Many analysts would agree that stocks are in a bubble. Can policy makers orchestrate a soft landing, or are they going to blow it? 🙂
And how should you even invest in today’s bubble-like environment?
One strategy I’m using is to sell put options on high quality companies.
It lets me buy the stocks that I like, without overpaying for them. I first determine the fair value of a stock, and then use a put option to make sure if and when I do buy the stock, I pay a reasonable price for it, and not the current overvalued market price.
BlackRock – Fundamental Analysis
In this week’s video I breakdown how to calculate a stock’s intrinsic value using BlackRock as an example.
And demonstrate what a put option looks like.

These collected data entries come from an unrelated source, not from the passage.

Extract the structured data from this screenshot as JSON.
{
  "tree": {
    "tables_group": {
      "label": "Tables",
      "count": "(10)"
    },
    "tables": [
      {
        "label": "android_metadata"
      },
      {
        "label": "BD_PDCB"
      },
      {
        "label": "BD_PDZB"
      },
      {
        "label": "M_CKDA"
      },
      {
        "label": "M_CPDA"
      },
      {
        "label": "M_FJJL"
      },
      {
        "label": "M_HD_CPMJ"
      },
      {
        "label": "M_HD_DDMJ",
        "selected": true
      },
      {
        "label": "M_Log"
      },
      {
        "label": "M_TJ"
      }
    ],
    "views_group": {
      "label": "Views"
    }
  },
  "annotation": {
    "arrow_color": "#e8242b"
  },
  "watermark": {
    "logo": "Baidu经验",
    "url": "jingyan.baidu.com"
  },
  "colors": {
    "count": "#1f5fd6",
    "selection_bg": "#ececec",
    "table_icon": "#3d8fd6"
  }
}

I made $259 from this single options trade with minimal risk! 🙂
Click here to watch the video or see below.
BlackRock is certainly a company worth investing in because it has strong revenue and earnings growth. 🙂
It’s the world’s largest investment management company and I think it will continue to grow over time.
But here’s the problem: The stock is currently too expensive.
BlackRock’s historical P/E ratio is around 19x. But today it is trading at 24x. This makes it about 26% overvalued.
So instead of buying the stock directly at the current inflated price, I have given myself the option to buy it at a more reasonable (lower) price point of $740.
Keep BLK may not fall to this price, and there are other risks involved with this trade. I talk about all the details in the video.
If my $740 put options gets assigned, I will be borrowing $74,000 on margin to pay for the shares.
IB will charge me a 1.58% interest rate on this debt.
Luckily, my dividend yield from BlackRock will be 2.23% which is enough to cover my cost of borrowing.